Exploratory Data Analysis

Stem-and-leaf displays

Stem-and-leaf displays are a good way of looking at the shape of your data. With Stata, this is a good way only if you have a small data set (say, a few hundred cases at max). With large numbers of cases, you will encounter trouble, as Stata always displays each single case as one leaf and therefore may suppress a considerable number of individual values, indicating the number of values suppressed in parentheses. (I wouldn't be surprised if there were some user routine to deal with this problem; as yet I did not bother to search for such a device.)

The basic command is:

stem income

To compare groups, you may use by or if.

Apart from the "large n" problem mentioned above, Stata usually produces a meaningful display. However, you can influence the shape of your display using some options if for some reason or other you don't like the default outcome. Consider the following example

0* | 679
1* | 339
2* | 449
3* | 01269
4* | 44567
5* | 177789
6* | 246

This display has one line per leading digit (the digit forming the stem); put otherwise, it has a width of 10 (10 different digits may be displayed per stem. Therefore, by using either stem percfemale, lines(2) or stem percfemale, width(5) you will get the following display:

0. | 679
1* | 33
1. | 9
2* | 44
2. | 9
3* | 012
3. | 69
4* | 44
4. | 567
5* | 1
5. | 77789
6* | 24
6. | 6


Box plots

Box plots (or, more formally, box-and-whisker-plots) are convenient ways of displaying basic features of the distribution of variables that both give a rough view of the distribution of the bulk of the data and display outlying data values. They can be used to check differences between groups; however, subtle differences may not be detected.

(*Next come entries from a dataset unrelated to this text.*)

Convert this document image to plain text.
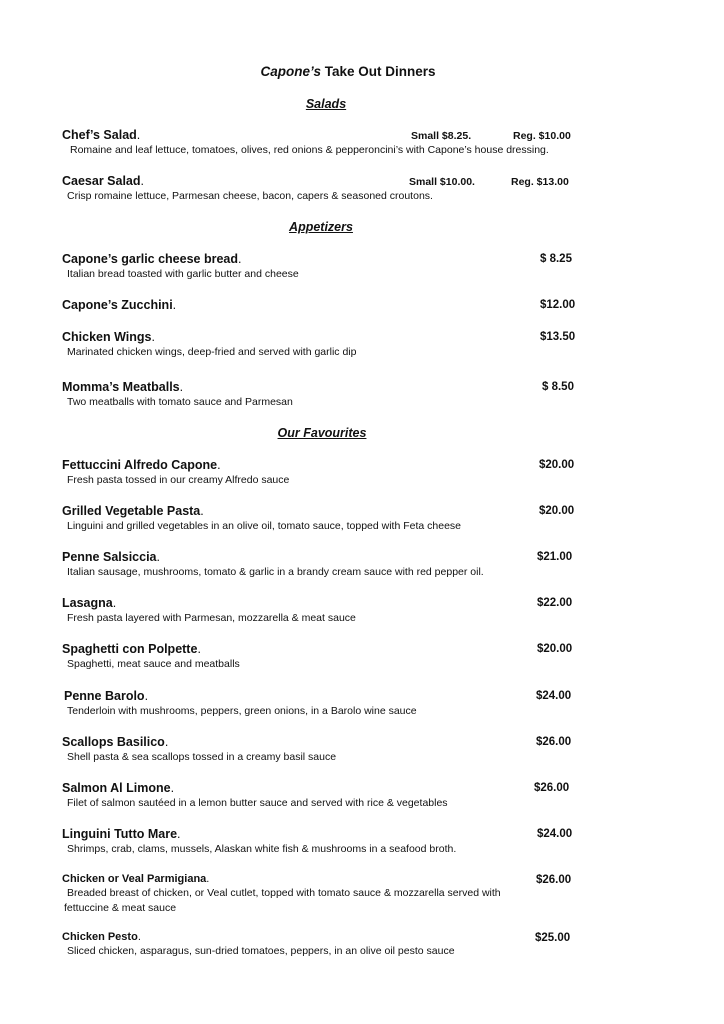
Capone’s Take Out Dinners
Salads
Chef’s Salad.
Romaine and leaf lettuce, tomatoes, olives, red onions & pepperoncini’s with Capone’s house dressing.
Small $8.25.	Reg. $10.00
Caesar Salad.
Crisp romaine lettuce, Parmesan cheese, bacon, capers & seasoned croutons.
Small $10.00.	Reg. $13.00
Appetizers
Capone’s garlic cheese bread.
Italian bread toasted with garlic butter and cheese
$ 8.25
Capone’s Zucchini.	$12.00
Chicken Wings.
Marinated chicken wings, deep-fried and served with garlic dip
$13.50
Momma’s Meatballs.
Two meatballs with tomato sauce and Parmesan
$ 8.50
Our Favourites
Fettuccini Alfredo Capone.
Fresh pasta tossed in our creamy Alfredo sauce
$20.00
Grilled Vegetable Pasta.
Linguini and grilled vegetables in an olive oil, tomato sauce, topped with Feta cheese
$20.00
Penne Salsiccia.
Italian sausage, mushrooms, tomato & garlic in a brandy cream sauce with red pepper oil.
$21.00
Lasagna.
Fresh pasta layered with Parmesan, mozzarella & meat sauce
$22.00
Spaghetti con Polpette.
Spaghetti, meat sauce and meatballs
$20.00
Penne Barolo.
Tenderloin with mushrooms, peppers, green onions, in a Barolo wine sauce
$24.00
Scallops Basilico.
Shell pasta & sea scallops tossed in a creamy basil sauce
$26.00
Salmon Al Limone.
Filet of salmon sautéed in a lemon butter sauce and served with rice & vegetables
$26.00
Linguini Tutto Mare.
Shrimps, crab, clams, mussels, Alaskan white fish & mushrooms in a seafood broth.
$24.00
Chicken or Veal Parmigiana.
Breaded breast of chicken, or Veal cutlet, topped with tomato sauce & mozzarella served with
fettuccine & meat sauce
$26.00
Chicken Pesto.
Sliced chicken, asparagus, sun-dried tomatoes, peppers, in an olive oil pesto sauce
$25.00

graph box trust, over(gender)

will create boxplots for the variable "trust", one for each gender. More than one variable can mentioned on the left side of the comma. The "over" ooption may be omitted.

Box plots may be displayed horizontally; the command goes like this:

graph hbox trust, over(gender)

See the section on bivariate graphs> for more detail.

For options that apply to the display of (nearly all) graphs, see section chart options.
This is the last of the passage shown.